A growing body of research documents that early-life experiences shape individuals’ well-being. A smaller but emerging

literature finds that government interventions can also positively affect these same later-life outcomes. However, the channels through which these effects operate are still largely unknown. This project will shed light on those channels by addressing the following questions: How do the immediate impacts of early-life environments translate into longer-run changes in individuals’ well-being and self-sufficiency? How do these effects vary across the life cycle? Do different public investments in children build on one another in the short and long run? To answer these questions, this project will create a new national panel data set that captures geographic and time variation in large-scale health, early child education, and nutrition interventions. A key aim will be to test how these programs interact with each other across children’s life courses and to explore the effects of policy complementarities, studying how programs can provide children a scaffolding of support across different ages.

 

The Returns of an Additional Year of Schooling: The Case of State-Mandated Kindergarten

Jade Jenkins and Maria Rueda-Rosales, UC Irvine

Amount: $75,000

(See above for description)

 

Identifying Effective Career Pathways for Disadvantaged Students in Community College

Harry Holzer, Georgetown University

Amount: $40,000

 

“Career pathways” (CPs) are fast becoming one of the most frequently discussed models of workforce education and training in the US for disadvantaged youth and adults.
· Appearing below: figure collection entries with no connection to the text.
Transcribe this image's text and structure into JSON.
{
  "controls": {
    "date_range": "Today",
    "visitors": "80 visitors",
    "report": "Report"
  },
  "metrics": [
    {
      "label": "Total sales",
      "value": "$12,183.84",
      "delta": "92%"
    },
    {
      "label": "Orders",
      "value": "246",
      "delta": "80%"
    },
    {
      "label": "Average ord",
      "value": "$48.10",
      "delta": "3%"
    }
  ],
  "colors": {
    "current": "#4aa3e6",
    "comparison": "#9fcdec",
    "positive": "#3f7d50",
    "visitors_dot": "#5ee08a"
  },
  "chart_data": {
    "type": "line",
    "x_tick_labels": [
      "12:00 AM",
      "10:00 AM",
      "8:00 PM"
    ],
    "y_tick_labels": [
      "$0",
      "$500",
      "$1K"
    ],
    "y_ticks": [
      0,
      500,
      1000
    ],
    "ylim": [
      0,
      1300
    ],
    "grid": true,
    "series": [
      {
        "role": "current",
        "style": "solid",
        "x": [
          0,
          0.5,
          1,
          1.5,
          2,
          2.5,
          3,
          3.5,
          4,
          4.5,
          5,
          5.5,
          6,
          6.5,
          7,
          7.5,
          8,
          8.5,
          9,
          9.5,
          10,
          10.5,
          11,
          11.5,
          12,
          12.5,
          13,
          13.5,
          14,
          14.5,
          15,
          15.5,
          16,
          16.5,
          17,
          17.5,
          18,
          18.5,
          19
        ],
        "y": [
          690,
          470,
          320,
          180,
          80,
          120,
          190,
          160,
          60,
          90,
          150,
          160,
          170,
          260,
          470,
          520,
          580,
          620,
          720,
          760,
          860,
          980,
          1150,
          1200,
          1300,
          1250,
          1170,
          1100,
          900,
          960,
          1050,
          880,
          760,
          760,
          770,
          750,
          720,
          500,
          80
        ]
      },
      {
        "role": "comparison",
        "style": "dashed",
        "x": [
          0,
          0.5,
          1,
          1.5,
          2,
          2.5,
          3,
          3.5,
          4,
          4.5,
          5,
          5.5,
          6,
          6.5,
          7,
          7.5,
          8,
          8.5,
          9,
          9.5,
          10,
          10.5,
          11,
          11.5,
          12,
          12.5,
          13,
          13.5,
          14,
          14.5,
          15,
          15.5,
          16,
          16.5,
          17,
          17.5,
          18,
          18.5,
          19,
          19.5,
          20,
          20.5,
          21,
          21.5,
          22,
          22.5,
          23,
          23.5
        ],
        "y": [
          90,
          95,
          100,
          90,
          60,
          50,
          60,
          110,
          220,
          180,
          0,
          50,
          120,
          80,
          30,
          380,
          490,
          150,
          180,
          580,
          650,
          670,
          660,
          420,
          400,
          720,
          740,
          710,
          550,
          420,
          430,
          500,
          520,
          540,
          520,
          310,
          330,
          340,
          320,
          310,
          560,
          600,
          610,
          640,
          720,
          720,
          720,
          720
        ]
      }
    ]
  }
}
The development of CPs and their accelerated use is driven in part by the 2014 Workforce Innovation and Opportunity Act (WIOA), which requires states to establish CPs as a key component of workforce training. But, for all of the proliferation of CPs, the programs mostly have low enrollments, and we have remarkably little empirical evidence on which pathways generate successful outcomes for different populations of disadvantaged students, in terms of the attainment of postsecondary credential and higher earnings. This project will identify successful pathways for disadvantaged students, by focusing more specifically on whether these pathways generate causal impacts on student outcomes. Identifying such pathways and establishing their impacts could greatly improve our ability to help disadvantaged students choose appropriate pathways in community colleges, and our ability to build pathways along which they can progress and attain the credentials and jobs that will raise their self-sufficiency over the long run.

 

Merging Administrative Data to Test the Impact of the $15 Seattle Minimum Wage on Household Poverty

Jennifer Romich, Mark Long, and Jacob Vigdor, University of Washington

Amount: $40,000

 

The first two decades of the 21st century have seen considerable changes in state and local minimum wages alongside calls for parallel changes at the federal level. Well over half the U.S. population now lives in areas subject to wage floors above the federal minimum of $7.25 per hour, and more than three dozen counties or cities have raised hourly minimums to rates as high as $15. Advocates claim that higher minimum wages will meaningfully reduce poverty and improve the material well-being of low-income workers and their families. Countering voices suggest that the benefits from higher minimum wages accrue largely to workers from non-poor families, and wage mandates may harm the poor by reducing employment opportunities or reducing scheduled hours. Many important questions about the impact of minimum wage laws concern how wage mandates affect households as well as whether and how impacts vary across different demographic groups. This project will create the first scholarly evidence about how Seattle’s $15 minimum wage affected poverty and will serve as a model for future comprehensive analyses of local minimum wages and related anti-poverty studies.